Claim of Rakowski v. New York State Department of Labor

Kane, J.

Appeal from a decision of the Workers’ Compensation Board, filed July 6, 2005, which ruled that claimant did not sustain a compensable injury and denied her claim for workers’ compensation benefits.

Claimant was employed by the Department of Labor from 1975 through 1991. In June 1990, she applied for workers’ compensation benefits alleging that she suffered from symptoms, including dizziness, headaches and nausea, as a result of poor air quality and ventilation at her workplace. The Workers’ Compensation Board denied claimant’s application. On appeal, we affirmed the Board’s decision due to claimant’s failure to establish that she suffered an accidental injury or that her condition qualified as an occupational disease (Matter of Rakowski v New York State Dept. of Labor, 243 AD2d 1020 [1997], lv denied 91 NY2d 807 [1998]).

Thereafter, starting in July 1998, claimant filed a series of additional workers’ compensation claims alleging that she experienced various new conditions, including fibromyalgia and neurological damage, caused by poorly ventilated formaldehyde fumes emanating from her workplace. The Board disallowed her claims, prompting her appeal. We affirmed, finding that the Board did not abuse its discretion in determining that claimant’s *955asserted conditions were duplicative of those which were previously alleged and denied, and were insufficient to support a prima facie case for a new accident or occupational disease (Matter of Rakowski v State Ins. Fund, 10 AD3d 817 [2004]).

In April 2004, claimant filed another application for benefits alleging new illnesses, including lung nodules and posttraumatic stress, stemming from a workplace exposure to formaldehyde fumes which were defectively ventilated. The Board denied her application on the grounds that her claims arose out of the same exposure previously alleged, merely restated her prior claims, were speculative given the passage of time and the post-traumatic stress claim need not be considered because there was no evidence of a compensable accident or occupational disease. Claimant appeals and, once again, we affirm.

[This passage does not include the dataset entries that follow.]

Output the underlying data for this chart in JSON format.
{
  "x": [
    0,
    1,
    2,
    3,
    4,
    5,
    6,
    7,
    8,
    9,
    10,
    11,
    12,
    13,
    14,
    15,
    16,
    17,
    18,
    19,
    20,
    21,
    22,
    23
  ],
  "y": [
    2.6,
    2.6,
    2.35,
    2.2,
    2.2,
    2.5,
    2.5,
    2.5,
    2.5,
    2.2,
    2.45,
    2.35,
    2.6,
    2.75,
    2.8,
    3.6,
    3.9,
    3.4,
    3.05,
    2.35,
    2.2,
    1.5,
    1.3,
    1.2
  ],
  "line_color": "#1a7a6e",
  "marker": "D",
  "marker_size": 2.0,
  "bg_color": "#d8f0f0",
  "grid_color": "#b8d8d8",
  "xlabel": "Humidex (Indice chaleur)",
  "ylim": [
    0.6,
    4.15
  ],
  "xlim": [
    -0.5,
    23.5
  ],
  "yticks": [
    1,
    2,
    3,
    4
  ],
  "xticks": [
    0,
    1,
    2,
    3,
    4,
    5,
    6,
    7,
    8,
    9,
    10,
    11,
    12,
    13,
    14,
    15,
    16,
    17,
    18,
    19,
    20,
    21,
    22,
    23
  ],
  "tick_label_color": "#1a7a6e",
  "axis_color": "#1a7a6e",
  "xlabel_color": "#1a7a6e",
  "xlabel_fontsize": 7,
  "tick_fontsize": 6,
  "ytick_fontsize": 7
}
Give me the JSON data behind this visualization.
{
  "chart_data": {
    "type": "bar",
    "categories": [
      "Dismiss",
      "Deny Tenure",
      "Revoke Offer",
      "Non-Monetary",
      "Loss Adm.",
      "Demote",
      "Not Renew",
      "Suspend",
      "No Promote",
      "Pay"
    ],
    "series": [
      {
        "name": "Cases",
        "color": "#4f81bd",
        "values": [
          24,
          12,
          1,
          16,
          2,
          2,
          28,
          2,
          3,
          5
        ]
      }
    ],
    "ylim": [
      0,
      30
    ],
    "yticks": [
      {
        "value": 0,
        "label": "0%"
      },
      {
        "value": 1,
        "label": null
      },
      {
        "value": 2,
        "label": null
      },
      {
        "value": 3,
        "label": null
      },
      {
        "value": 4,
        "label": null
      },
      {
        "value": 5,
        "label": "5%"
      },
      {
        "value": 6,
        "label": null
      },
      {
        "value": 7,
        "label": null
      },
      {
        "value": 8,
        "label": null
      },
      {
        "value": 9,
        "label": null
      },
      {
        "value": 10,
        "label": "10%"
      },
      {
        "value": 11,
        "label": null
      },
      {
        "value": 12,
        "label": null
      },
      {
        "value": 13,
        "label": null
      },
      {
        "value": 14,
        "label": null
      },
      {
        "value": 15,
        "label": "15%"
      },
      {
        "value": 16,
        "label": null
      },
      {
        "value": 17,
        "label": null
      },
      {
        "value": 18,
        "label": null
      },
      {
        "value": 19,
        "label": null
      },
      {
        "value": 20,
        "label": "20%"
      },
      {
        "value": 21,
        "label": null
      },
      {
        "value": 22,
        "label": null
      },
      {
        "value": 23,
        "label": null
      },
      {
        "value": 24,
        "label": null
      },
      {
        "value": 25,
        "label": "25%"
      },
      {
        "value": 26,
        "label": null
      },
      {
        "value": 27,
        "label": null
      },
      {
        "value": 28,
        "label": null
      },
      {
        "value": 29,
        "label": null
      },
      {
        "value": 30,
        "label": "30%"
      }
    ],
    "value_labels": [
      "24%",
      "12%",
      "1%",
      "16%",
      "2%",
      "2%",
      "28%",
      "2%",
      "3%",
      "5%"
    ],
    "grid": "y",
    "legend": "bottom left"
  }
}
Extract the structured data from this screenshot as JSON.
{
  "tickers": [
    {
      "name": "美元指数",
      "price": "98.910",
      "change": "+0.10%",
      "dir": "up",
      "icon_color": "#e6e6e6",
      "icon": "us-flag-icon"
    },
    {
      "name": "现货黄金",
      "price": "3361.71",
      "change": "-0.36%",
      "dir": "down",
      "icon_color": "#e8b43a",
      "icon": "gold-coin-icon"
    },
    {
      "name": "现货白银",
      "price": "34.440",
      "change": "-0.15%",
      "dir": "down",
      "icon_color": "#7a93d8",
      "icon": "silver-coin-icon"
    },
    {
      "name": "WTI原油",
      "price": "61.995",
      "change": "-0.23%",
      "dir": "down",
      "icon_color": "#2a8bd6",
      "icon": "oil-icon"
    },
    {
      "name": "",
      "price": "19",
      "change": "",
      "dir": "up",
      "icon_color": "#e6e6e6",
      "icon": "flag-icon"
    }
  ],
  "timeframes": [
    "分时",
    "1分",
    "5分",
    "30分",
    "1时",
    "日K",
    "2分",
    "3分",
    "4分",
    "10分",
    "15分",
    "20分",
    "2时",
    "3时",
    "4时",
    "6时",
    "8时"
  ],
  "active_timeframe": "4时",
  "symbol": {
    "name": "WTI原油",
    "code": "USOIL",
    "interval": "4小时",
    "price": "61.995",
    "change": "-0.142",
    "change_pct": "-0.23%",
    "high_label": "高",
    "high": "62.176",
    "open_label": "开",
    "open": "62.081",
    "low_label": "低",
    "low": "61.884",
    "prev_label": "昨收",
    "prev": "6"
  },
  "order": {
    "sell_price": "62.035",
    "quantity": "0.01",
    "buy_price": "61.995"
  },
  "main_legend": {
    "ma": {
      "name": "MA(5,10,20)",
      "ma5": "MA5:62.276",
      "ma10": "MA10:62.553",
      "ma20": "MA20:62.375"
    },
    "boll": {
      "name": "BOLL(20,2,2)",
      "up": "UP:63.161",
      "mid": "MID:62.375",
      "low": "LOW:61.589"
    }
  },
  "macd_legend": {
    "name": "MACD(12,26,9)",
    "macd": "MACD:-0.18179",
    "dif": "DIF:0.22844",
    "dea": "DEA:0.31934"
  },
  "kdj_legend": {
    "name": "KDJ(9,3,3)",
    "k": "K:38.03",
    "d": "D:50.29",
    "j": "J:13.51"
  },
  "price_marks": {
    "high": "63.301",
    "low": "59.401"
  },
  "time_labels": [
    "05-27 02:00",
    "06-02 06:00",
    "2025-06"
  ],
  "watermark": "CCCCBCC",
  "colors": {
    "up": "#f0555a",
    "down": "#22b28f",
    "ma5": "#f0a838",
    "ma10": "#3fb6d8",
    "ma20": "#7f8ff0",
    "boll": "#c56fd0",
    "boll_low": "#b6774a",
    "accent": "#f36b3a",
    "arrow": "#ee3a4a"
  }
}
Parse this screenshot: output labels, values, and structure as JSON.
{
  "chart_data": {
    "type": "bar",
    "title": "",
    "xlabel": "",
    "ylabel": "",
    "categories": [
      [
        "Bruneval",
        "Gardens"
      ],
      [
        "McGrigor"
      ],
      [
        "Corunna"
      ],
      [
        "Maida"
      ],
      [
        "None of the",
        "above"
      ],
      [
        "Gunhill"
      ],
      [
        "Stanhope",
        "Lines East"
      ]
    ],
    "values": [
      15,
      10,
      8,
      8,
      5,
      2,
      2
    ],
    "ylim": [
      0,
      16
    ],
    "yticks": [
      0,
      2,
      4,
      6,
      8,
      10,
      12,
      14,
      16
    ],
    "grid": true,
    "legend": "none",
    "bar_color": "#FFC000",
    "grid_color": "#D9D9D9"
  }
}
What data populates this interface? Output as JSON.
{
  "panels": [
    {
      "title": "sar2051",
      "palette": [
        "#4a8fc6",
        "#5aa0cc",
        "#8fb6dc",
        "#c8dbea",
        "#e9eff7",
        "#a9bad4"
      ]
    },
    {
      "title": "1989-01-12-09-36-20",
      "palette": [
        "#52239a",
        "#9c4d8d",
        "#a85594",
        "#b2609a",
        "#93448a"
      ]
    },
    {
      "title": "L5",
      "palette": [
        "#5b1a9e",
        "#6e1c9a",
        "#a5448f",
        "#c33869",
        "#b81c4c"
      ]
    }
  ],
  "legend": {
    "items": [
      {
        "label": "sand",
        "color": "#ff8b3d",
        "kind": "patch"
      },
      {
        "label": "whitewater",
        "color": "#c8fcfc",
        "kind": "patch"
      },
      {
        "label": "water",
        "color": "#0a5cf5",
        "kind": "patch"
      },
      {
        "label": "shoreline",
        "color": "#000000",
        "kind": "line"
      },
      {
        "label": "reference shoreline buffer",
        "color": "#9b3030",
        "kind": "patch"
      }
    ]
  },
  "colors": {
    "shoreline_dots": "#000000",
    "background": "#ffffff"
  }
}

Claimant argues that her current claim is not simply a rehash of her prior claims because she has set forth different injuries and, unlike with her first claim, has cited to the existence of formaldehyde as a cause of her condition. Despite that attempt to differentiate, however, the crux of her present claims remains that her ailments occurred as the result of an exposure to toxins at her place of employment in 1990. Upon review of the entire record, we cannot conclude that the Board improvidently exercised its discretion in determining that such a claim has already been fully litigated and decided (Matter of Rakowski v State Ins. Fund, supra; Matter of Rakowski v New York State Dept. of Labor, supra). Additionally, substantial evidence supports the Board’s findings that the posttraumatic stress claim cannot be considered without proof of some compensable work-related accident or occupational disease, and the passage of time rendered speculative the alleged link between claimant’s new injuries and any exposure at her workplace in 1990. Accordingly, we will not disturb the Board’s decision.

Finally, we do not find this appeal so frivolous as to require the imposition of sanctions against claimant.

Mercure, J.E, Crew III, Carpinello and Lahtinen, JJ., concur. Ordered that the decision is affirmed, without costs.